The charging time — an electric vehicle’s Achilles heel — is about 13 hours (from zero to 100 per cent) with a Level 2 240-volt charger. A 50-killowatt direct-current commercial fast-charger can cut that time to about 85 minutes for an 80 per cent top-up.
Once under way, you can choose to run silently or with artificially enhanced whirring motor sounds piped through the audio system.
The base I-Pace starts at $89,400 in Canada, including destination charges. It has dual-zone climate control, navigation, panoramic sunroof and a number of crash-avoiding dynamic-safety technologies, such as emergency braking.
The I-Pace is also equipped with active air suspension that slightly lowers the car above 105 km/h, which improves aerodynamics.

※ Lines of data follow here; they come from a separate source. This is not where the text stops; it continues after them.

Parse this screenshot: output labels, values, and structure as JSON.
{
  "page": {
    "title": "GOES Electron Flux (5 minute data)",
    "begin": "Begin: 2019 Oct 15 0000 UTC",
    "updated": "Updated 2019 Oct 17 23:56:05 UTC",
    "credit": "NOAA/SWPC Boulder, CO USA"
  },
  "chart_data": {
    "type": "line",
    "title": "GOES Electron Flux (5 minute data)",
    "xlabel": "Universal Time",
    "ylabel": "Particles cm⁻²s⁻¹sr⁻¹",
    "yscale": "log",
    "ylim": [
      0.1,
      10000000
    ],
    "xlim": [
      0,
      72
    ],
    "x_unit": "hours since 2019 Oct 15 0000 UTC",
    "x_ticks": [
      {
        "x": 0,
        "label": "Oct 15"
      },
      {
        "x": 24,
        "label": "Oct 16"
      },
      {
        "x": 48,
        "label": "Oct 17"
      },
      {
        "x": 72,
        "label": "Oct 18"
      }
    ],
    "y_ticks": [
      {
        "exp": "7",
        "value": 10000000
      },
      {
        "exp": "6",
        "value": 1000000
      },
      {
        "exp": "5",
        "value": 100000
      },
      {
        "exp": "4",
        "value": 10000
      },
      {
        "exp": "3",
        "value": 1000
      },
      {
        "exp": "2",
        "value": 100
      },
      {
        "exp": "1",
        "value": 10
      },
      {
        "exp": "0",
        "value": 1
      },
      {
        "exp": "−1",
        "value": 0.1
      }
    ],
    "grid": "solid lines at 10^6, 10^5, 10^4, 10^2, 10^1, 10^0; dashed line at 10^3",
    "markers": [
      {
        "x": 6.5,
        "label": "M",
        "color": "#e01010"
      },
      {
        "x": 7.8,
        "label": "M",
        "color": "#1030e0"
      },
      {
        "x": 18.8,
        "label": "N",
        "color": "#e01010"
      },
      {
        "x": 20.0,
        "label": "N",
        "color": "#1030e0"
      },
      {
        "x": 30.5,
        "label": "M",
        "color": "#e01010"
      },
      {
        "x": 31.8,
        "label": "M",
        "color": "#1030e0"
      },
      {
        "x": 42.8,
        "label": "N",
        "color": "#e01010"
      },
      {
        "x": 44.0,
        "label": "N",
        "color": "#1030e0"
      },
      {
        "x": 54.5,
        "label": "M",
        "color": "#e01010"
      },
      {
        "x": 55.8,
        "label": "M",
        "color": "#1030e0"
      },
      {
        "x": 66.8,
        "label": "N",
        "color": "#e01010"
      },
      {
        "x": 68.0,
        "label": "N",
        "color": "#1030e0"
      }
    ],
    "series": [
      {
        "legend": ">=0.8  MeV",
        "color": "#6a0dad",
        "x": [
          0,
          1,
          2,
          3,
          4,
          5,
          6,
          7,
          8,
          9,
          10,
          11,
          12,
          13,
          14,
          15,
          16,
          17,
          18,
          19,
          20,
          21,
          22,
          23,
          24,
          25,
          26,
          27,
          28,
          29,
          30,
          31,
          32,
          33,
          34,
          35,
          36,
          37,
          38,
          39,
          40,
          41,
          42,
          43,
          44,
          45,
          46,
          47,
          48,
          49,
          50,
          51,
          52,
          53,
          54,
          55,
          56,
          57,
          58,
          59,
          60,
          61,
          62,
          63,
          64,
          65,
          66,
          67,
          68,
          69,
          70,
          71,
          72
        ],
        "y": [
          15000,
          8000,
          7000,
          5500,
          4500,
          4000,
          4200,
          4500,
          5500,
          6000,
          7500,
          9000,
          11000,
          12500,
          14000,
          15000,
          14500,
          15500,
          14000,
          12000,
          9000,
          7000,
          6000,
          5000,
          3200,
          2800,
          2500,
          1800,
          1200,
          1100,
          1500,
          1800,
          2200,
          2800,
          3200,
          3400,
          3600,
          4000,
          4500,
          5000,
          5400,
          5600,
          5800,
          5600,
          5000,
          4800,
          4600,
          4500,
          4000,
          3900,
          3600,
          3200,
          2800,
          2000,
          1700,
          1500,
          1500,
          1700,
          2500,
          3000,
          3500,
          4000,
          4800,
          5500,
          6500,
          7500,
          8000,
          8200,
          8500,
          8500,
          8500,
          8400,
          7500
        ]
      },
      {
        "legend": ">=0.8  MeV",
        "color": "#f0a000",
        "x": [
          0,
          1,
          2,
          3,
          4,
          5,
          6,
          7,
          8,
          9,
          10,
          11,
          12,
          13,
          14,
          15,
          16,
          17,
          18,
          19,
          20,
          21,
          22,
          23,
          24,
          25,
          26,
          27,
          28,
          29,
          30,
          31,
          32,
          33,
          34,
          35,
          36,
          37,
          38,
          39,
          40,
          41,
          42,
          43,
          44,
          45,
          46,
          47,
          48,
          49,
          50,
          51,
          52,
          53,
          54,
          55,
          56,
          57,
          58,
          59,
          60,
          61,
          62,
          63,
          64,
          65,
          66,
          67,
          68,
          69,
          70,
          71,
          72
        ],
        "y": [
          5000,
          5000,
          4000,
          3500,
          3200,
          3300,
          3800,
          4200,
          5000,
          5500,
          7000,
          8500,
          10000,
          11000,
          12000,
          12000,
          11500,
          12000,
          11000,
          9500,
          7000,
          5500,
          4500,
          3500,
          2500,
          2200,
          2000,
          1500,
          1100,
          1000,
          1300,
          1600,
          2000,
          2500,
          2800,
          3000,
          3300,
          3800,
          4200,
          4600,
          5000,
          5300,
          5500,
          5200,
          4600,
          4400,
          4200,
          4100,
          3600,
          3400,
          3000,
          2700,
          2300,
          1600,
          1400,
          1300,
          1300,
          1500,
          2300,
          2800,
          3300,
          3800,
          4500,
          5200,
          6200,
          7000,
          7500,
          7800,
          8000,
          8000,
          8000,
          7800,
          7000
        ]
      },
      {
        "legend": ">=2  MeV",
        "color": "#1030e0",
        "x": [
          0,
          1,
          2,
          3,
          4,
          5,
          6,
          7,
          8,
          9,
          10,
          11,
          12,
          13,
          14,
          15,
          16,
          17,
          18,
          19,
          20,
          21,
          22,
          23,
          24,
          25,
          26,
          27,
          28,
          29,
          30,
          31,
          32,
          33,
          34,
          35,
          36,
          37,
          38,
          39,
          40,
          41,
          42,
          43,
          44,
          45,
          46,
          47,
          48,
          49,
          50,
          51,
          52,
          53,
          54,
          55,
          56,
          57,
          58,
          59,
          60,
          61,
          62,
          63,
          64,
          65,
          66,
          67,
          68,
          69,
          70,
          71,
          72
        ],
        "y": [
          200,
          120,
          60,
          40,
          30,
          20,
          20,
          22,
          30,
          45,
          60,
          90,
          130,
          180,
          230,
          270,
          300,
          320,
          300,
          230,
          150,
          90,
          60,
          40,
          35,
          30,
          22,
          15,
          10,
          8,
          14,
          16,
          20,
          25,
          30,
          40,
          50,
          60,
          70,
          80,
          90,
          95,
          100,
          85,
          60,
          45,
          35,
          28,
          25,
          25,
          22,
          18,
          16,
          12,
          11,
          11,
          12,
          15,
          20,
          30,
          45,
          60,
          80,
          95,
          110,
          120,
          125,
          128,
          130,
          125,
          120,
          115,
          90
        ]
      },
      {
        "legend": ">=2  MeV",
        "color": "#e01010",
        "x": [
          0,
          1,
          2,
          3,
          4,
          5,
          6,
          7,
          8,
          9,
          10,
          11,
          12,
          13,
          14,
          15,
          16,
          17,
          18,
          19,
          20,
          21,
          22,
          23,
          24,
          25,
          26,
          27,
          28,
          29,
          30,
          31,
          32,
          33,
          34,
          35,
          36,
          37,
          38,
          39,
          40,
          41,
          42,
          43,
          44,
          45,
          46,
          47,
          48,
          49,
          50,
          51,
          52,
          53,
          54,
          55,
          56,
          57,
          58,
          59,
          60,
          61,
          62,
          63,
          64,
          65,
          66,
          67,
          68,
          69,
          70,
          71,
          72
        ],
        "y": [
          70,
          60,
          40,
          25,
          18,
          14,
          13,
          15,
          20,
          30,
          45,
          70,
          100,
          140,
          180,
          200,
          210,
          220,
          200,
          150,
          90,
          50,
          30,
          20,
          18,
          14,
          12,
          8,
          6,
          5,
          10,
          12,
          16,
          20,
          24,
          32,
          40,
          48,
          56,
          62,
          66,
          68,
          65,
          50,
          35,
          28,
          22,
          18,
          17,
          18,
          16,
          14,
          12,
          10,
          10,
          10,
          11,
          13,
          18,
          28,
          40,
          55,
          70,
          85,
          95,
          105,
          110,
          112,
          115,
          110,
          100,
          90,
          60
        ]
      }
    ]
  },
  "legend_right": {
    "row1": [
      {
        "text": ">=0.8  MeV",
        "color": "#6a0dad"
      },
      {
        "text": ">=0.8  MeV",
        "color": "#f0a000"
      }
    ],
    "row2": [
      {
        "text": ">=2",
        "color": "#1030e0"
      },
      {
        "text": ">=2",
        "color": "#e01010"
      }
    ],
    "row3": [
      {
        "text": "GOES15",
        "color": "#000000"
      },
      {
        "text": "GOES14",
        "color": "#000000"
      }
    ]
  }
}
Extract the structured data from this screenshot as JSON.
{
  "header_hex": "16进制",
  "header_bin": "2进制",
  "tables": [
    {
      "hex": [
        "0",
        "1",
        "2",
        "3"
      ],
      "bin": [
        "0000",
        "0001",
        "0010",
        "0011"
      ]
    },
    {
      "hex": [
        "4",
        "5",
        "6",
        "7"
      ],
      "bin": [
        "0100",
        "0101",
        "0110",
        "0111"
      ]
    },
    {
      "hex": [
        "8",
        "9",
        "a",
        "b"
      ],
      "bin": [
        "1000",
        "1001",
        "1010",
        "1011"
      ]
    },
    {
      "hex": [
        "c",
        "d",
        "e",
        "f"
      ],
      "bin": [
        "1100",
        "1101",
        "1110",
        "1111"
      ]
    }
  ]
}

The ground clearance can also be increased by the driver when tackling rough roads.
Eventually, better-equipped SE and HSE models will join the lineup, but at introduction the fully loaded $106,200 First Edition comes with unique paint, 20-inch wheels, 18-way heated and cooled sport seats, quad-zone climate control and pothole-absorbing adaptive suspension.
The I-Pace is obviously for buyers seeking luxury appointments and rapid movement without the need to gas up. Less obvious is the statement Jaguar is making about its technical expertise and the where the brand is headed in the future.
Jaguar’s future? You’re looking at it.
The spec sheet
Type: Four-door, all-wheel-drive hatchback
Engine (h.p.): Twin electric motors (394, combined)
Transmission: Single-speed direct-drive
Market position: Starting in the 2019 model year, Jaguar and a number of premium all-electric vehicles from established automakers are poised to challenge upstart Tesla, which has had the category to itself since the 2013 model year.
Points: Tidy design will very likely persuade buyers to at least check it out. • Attractive interior has a premium look that matches the exterior. • A quick car, as you might expect. • Charging times must be shortened before electric vehicles become truly viable. • Competitively priced, but emerging new arrivals could give Jaguar a run for its money.
Active safety: Blind-spot warning with cross-traffic backup alert (std.); active cruise control (std.); emergency braking (std.); lane-departure warning (std.)
Fuel economy, L/100 km(e) (city/hwy): n.a.